Previous studies of autosomal dominant Alzheimer’s disease have showed hippocampal atrophy,
27 fibrillar amyloidosis,
28 and biochemical abnormalities in the CSF.
29 With the establishment of DIAN, a worldwide network of autosomal dominant Alzheimer’s disease centers, we have estimated the timing and order of changes in autosomal dominant Alzheimer’s disease in a large cohort with the disease. Changes begin in the brain at least two decades before the estimated onset of clinical symptoms. With the use of estimates of years from expected symptom onset, the order and magnitude of changes indicate that genetic mutations cause increased Aβ
42, which is followed by brain amyloidosis, tauopathy, brain atrophy, and decreased glucose metabolism. After these biologic changes, cognitive impairment can be detected, which culminates in clinical impairment and eventually dementia. These findings suggest that the diagnosis of clinical dementia is made late in the course of the biologic cascade of autosomal dominant Alzheimer’s disease.
The estimated year from expected symptom onset normalizes the stage of disease on the basis of the parental age of onset. Our findings suggest that once initiated, Alzheimer’s disease processes are likely independent of absolute age but rather depend on the start of processes such as Aβ misfolding and other modulating factors. Furthermore, other findings suggest that amyloid deposition probably occurs years or decades before dementia symptoms are manifest in sporadic Alzheimer’s disease.
24 Previous cross-sectional studies in sporadic Alzheimer’s disease have suggested a series of changes that lead to clinical disease.
2 Our results support the hypothesis of a pathophysiological cascade and suggest the possibility of a common pathophysiology between autosomal dominant Alzheimer’s disease and the much more common “sporadic” form.
A strength of this study is that it shows relative changes in Alzheimer’s disease processes that occur over a period of four decades.

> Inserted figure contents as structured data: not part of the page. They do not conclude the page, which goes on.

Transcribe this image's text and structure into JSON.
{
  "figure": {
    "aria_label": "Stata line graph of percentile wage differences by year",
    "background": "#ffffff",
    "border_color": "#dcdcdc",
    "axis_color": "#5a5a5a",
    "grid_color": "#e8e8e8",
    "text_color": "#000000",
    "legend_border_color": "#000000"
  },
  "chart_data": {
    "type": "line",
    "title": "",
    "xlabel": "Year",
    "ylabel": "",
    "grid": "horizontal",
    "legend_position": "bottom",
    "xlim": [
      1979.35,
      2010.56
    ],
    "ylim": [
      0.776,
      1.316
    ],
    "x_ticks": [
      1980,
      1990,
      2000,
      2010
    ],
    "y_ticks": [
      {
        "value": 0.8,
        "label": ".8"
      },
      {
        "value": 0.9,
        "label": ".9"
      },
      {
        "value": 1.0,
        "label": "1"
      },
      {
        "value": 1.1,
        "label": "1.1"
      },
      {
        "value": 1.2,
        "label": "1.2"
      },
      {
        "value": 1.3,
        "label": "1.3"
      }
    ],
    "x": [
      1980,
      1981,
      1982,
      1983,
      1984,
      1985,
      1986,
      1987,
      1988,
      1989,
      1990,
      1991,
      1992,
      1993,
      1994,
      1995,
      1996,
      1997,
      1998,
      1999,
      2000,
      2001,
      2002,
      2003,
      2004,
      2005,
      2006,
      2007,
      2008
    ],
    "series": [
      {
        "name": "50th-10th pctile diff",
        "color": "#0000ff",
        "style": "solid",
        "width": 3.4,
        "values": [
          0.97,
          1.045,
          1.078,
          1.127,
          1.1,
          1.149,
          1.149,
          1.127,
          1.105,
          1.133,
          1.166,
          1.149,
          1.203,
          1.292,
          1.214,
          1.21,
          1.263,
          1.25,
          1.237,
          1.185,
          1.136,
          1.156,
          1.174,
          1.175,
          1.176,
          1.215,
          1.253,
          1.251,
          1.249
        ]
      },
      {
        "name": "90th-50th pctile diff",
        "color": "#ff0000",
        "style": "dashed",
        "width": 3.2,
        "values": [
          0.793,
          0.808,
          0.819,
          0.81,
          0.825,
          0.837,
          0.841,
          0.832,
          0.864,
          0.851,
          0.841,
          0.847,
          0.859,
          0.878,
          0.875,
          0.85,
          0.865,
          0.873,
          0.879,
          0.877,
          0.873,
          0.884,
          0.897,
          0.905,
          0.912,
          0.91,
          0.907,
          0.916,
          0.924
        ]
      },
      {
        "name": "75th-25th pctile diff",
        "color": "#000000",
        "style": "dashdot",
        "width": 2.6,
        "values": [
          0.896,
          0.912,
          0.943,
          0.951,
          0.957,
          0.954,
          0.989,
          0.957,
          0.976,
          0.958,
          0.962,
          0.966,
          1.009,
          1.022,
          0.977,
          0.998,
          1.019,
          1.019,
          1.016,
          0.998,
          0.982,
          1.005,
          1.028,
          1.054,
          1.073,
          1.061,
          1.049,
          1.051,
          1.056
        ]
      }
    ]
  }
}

However, interpretations of the results are not certain, because the current analyses are based on cross-sectional data, which do not represent individual longitudinal changes. In addition, although many of our findings in autosomal dominant Alzheimer’s disease are similar to findings in sporadic Alzheimer’s disease, there were some differences. For example, trends for increased levels of Aβ
42 in the CSF have not been reported in sporadic Alzheimer’s disease or autosomal dominant Alzheimer’s disease, although this trend was predicted in autosomal dominant Alzheimer’s disease, because familial Alzheimer’s disease mutations cause increased Aβ or Aβ
42 production.
30 Furthermore, unlike sporadic Alzheimer’s disease, autosomal dominant Alzheimer’s disease typically presents with early and pronounced PIB-PET signaling in the neostriatum.
28 Although the findings of this study were largely based on
PSEN1 mutations, a comparison with
PSEN2 and
APP mutations (
Table S2 in the Supplementary Appendix) suggests no differences in results among the mutation gene types. Owing to the younger age of the cohort, the prevalence of confounders such as vascular risk factors was low (<15%) in this cohort and not significantly different between carriers and noncarriers. Although the clinical and pathologic phenotypes of dominantly inherited Alzheimer’s disease are similar to those of sporadic Alzheimer’s disease, the generalizability of the nature and sequence of brain changes in autosomal dominant Alzheimer’s disease remains to be determined for sporadic Alzheimer’s disease.
The definition of the timing and magnitude of pathophysiological changes associated with Alzheimer’s disease has implications for the development and implementation of diagnostic and predictive tests and the design of prevention trials.
31 For example, our data suggest that amyloid deposition will develop and be detectable in all persons with a mutation while still asymptomatic, whereas no noncarriers had positive scans for amyloid deposition. If autosomal dominant Alzheimer’s disease is similar to late-onset Alzheimer’s disease, this finding suggests that Alzheimer’s dementia will eventually develop in persons with positive scans for amyloid deposition. These findings suggest that the targeting of Aβ earlier in the course of the disease may provide better clinical outcomes than the treatment of mild to moderate dementia after substantial neuronal and synaptic loss has occurred.
32In summary, our findings indicate that the Alzheimer’s disease process begins more than 20 years before the clinical onset of dementia. Treatment and prevention trials can incorporate these pathophysiological changes to gauge the likelihood of future clinical success. Secondary prevention trials that are designed to prevent or delay cognitive and clinical impairment may ultimately test the amyloid hypothesis, just as the cholesterol hypothesis of heart disease was tested three decades ago.